In 1924 the site was bought by the Fairfield Shipbuilding and Engineering Company, based in Glasgow. The works mainly produced bridges and other heavy engineering structures during and after the Second World War. After the Fairfield company went bankrupt in 1966, the site was taken over by Mabey. In 2011, the site was proposed by Monmouthshire County Council for redevelopment for housing and offices, with the Mabey Bridge engineering works moving to a new site adjoining the M48 motorway. More detailed proposals for the development of the site were published in September 2014, and proposals to develop the site for housing were approved in 2019. As part of the housing development, known as the Brunel Quarter, the site of the former No.4 slipway was opened as a public open space in October 2022.

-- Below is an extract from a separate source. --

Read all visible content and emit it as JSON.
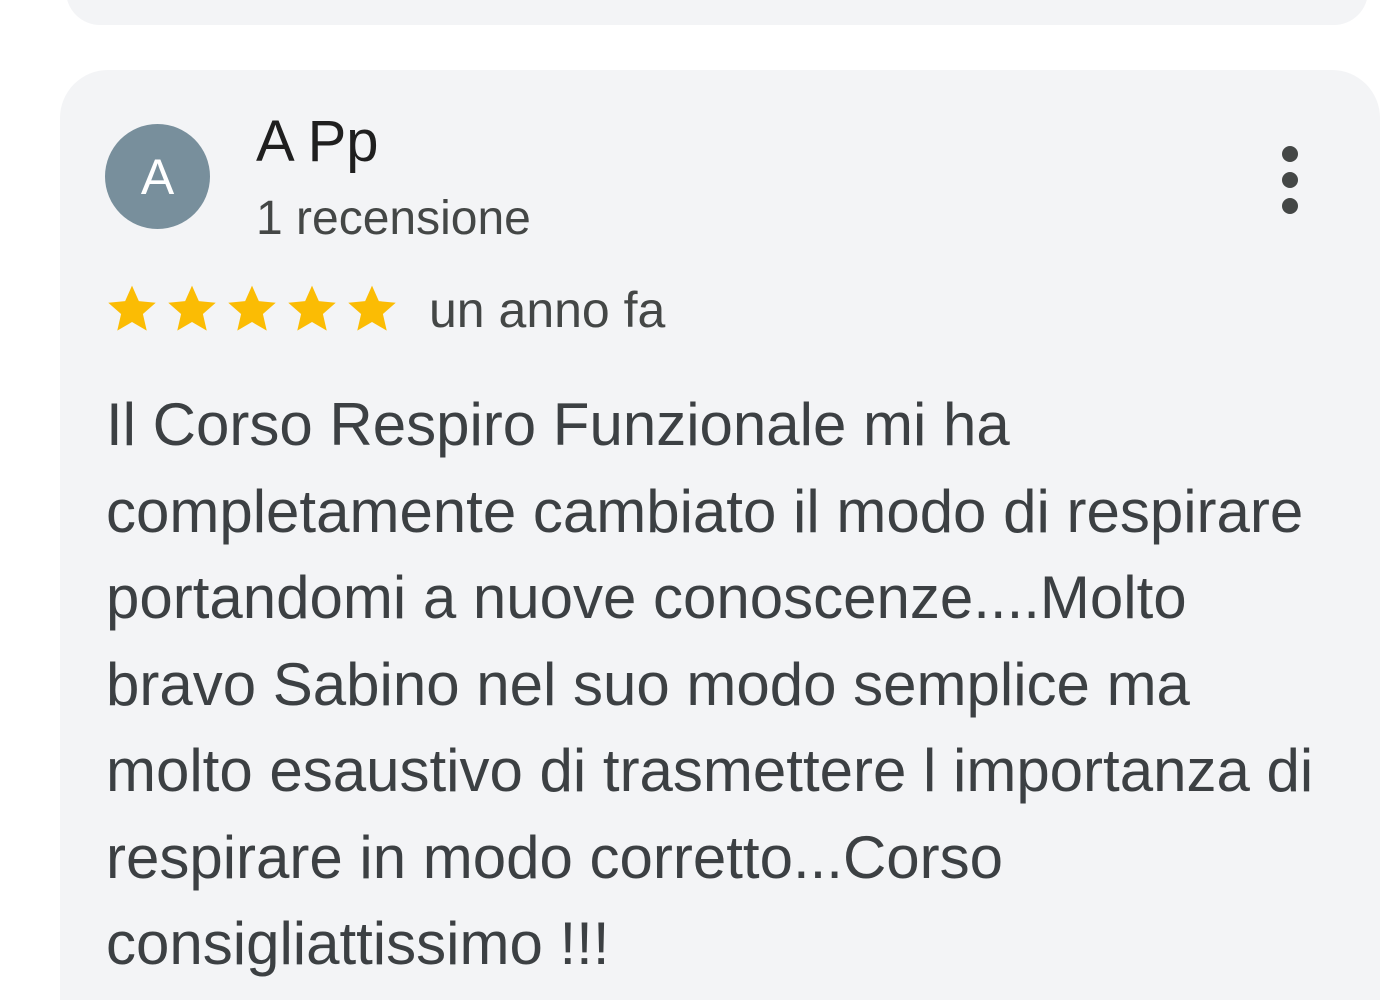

The Beachley site remained in Government ownership, and in 1924 part was taken over for the Boys Technical College, later the Army Apprentices College and now Beachley Barracks, the base of the 1st Battalion, The Rifles. In November 2016 the Ministry of Defence announced that the site would close in 2027. Remains of the National Shipyard, including embankments, slipways, sheds, accommodation blocks and a network of railway lines and sidings, can still be detected from aerial photographs.